PR pembangunan di balik opini WTP di Papua

Jubi | Portal berita No. 1 di Tanah Papua

Oleh Felix Degei

Beberapa tahun terakhir ini, pemerintah daerah baik di tingkat provinsi, kota madya maupun kabupaten di Papua terlalu sering mendapatkan opini Wajar Tanpa Pengecualian (WTP) dari Badan Pemeriksa Keuangan (BPK) pusat. Tentu kami sebagai warga Papua turut gembira dan bangga atas sederetan prestasi yang diraih oleh pemerintah daerah itu. Karena sebuah penghargaan lazimnya diterima atas usaha dan kerja keras dari pihak yang menerima. Terlebih lagi karena tentu hal tersebut akan membawa nama baik suatu daerah.  

Namun demikian, di sisi lain kami juga melihat momen ini sebagai pemberian beban moral yang sangat besar dan berat buat pemerintah daerah untuk mempertanggungjawabkannya kelak. Hal ini penting mengingat kini realitas pembangunan yang ada di daerah masih terlihat berbanding terbalik dengan sederetan hasil penghargaan yang telah digapai pemerintah itu.  

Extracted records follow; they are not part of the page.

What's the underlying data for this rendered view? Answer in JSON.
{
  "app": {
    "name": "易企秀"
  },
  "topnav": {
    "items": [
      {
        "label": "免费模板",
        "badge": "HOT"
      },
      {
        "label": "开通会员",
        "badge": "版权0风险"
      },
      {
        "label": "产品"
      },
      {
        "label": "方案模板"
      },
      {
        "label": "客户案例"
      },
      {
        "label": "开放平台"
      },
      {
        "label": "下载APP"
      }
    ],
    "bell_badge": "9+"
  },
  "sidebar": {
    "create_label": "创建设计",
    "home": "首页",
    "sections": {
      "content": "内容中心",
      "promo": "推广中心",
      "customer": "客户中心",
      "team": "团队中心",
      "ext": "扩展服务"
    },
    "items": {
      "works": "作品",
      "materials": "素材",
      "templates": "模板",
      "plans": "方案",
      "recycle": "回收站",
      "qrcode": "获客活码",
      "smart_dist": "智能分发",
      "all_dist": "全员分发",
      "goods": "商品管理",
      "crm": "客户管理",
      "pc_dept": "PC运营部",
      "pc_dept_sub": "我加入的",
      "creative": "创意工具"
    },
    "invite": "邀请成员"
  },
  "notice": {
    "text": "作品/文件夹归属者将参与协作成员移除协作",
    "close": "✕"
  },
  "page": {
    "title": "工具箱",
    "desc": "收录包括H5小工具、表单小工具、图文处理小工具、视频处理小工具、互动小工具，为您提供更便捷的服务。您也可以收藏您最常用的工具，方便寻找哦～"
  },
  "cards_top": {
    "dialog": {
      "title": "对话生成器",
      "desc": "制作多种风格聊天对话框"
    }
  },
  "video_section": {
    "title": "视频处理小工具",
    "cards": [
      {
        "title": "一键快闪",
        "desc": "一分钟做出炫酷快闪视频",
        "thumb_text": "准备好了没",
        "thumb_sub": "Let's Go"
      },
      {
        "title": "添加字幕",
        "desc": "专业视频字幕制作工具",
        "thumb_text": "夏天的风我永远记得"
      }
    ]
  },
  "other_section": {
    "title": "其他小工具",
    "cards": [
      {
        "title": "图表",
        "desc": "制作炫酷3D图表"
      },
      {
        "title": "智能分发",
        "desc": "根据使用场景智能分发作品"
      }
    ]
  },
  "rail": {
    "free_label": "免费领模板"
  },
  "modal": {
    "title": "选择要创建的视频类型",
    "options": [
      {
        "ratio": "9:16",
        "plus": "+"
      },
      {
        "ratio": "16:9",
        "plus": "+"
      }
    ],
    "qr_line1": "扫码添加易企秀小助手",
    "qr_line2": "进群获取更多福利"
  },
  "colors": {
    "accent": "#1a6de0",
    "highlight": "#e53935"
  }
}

Sehingga tulisan singkat dan sederhana ini akan membahas secara detail mengenai tiga indikator utama mengapa pembangunan di Papua masih menjadi pekerjaan rumah (PR) yang berat buat pemerintah daerah untuk menyelesaikannya, agar status WTP tersebut tidak hanya menjadi sekadar label belaka tanpa bukti pembangunan yang nyata. Ketiga aspek tersebut antara lain tentang: a)  Angka Indeks Pembangunan Manusia (IPM); b  Angka Buta Aksara; dan c) Data Daerah Tertinggal di Indonesia.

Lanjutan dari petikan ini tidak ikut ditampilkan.